Schloss J., Mitchell E., White M., Kukatla R., Bowers E., Paterson H., Kresovich S.
Department of Plant Breeding and Institute for Genomic Diversity, Cornell University, 157 Biotechnology Building, Ithaca, NY 14853, USA.
Theor Appl Genet. 2002 Nov;105(6-7):912-920. doi: 10.1007/s00122-002-0991-4. Epub 2002 Jul 30.
In this study, we collected and analyzed DNA sequence data for 789 previously mapped RFLP probes from Sorghum bicolor (L.) Moench. DNA sequences, comprising 894 non-redundant contigs and end sequences, were searched against three GenBank databases, nucleotide (nt), protein (nr) and EST (dbEST), using BLAST algorithms. Matching ESTs were also searched against nt and nr. Translated DNA sequences were then searched against the conserved domain database (CDD) to determine if functional domains/motifs were congruent with the proteins identified in previous searches. More than half (500/894 or 56%) of the query sequences had significant matches in at least one of the GenBank searches. Overall, proteins identified for 148 sequences (17%) were consistent among all searches, of which 66 sequences (7%) contained congruent coding domains. The RFLP probe sequences were also evaluated for the presence of simple sequence repeats (SSRs) and 60 SSRs were developed and assayed in an array of sorghum germplasm comprising inbreds, landraces and wild relatives. Overall, these SSR loci had lower levels of polymorphism ( D = 0.46, averaged over 51 polymorphic loci) compared with sorghum SSRs that were isolated by library hybridization screens ( D = 0.69, averaged over 38 polymorphic loci). This result was probably due to the relatively small proportion of di-nucleotide repeat-containing markers (42% of the total SSR loci) obtained from the DNA sequence data. These di-nucleotide markers also contained shorter repeat motifs than those isolated from genomic libraries. Based on BLAST results, 24 SSRs (40%) were located within, or near, previously annotated or hypothetical genes. We determined the location of 19 of these SSRs relative to putative coding regions. In general, SSRs located in coding regions were less polymorphic ( D = 0.07, averaged over three loci) than those from gene flanking regions, UTRs and introns ( D = 0.49, averaged over 16 loci).
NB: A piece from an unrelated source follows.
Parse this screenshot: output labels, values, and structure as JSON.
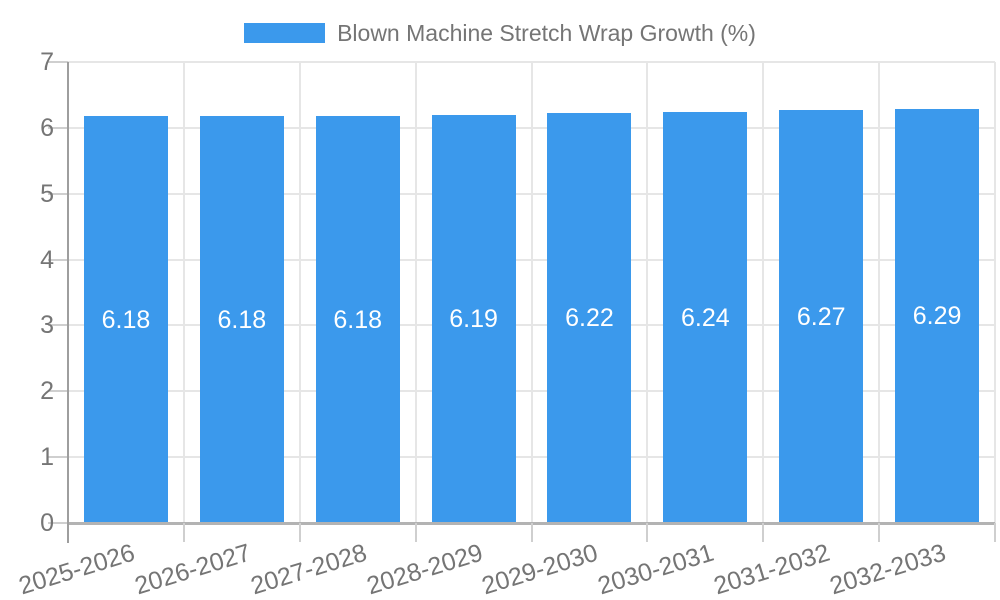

The sequence information and SSR loci generated through this study will be valuable for application to sorghum genetics and improvement, including gene discovery, marker-assisted selection, diversity and pedigree analyses, comparative mapping and evolutionary genetic studies.
在本研究中,我们收集并分析了来自双色高粱(Sorghum bicolor (L.) Moench)的789个先前定位的RFLP探针的DNA序列数据。使用BLAST算法,将包含894个非冗余重叠群和末端序列的DNA序列与三个GenBank数据库(核苷酸(nt)、蛋白质(nr)和EST(dbEST))进行比对。匹配的EST也与nt和nr进行比对。然后将翻译后的DNA序列与保守结构域数据库(CDD)进行比对,以确定功能结构域/基序是否与先前搜索中鉴定的蛋白质一致。超过一半(500/894或56%)的查询序列在至少一次GenBank搜索中具有显著匹配。总体而言,在所有搜索中,为148个序列(17%)鉴定的蛋白质是一致的,其中66个序列(7%)包含一致的编码结构域。还评估了RFLP探针序列中简单序列重复(SSR)的存在情况,并在包括自交系、地方品种和野生近缘种的一系列高粱种质中开发并检测了60个SSR。总体而言,与通过文库杂交筛选分离的高粱SSR(平均38个多态性位点的D = 0.69)相比,这些SSR位点的多态性水平较低(平均51个多态性位点的D = 0.46)。这一结果可能是由于从DNA序列数据中获得的含二核苷酸重复标记的比例相对较小(占SSR位点总数的42%)。这些二核苷酸标记的重复基序也比从基因组文库中分离的短。基于BLAST结果,24个SSR(40%)位于先前注释或假设基因之内或附近。我们确定了其中19个SSR相对于推定编码区的位置。一般来说,位于编码区的SSR比来自基因侧翼区、UTR和内含子的SSR多态性更低(平均三个位点的D = 0.07)(平均16个位点的D = 0.49)。通过本研究产生的序列信息和SSR位点对于应用于高粱遗传学和改良将是有价值的,包括基因发现、标记辅助选择、多样性和系谱分析、比较作图和进化遗传学研究。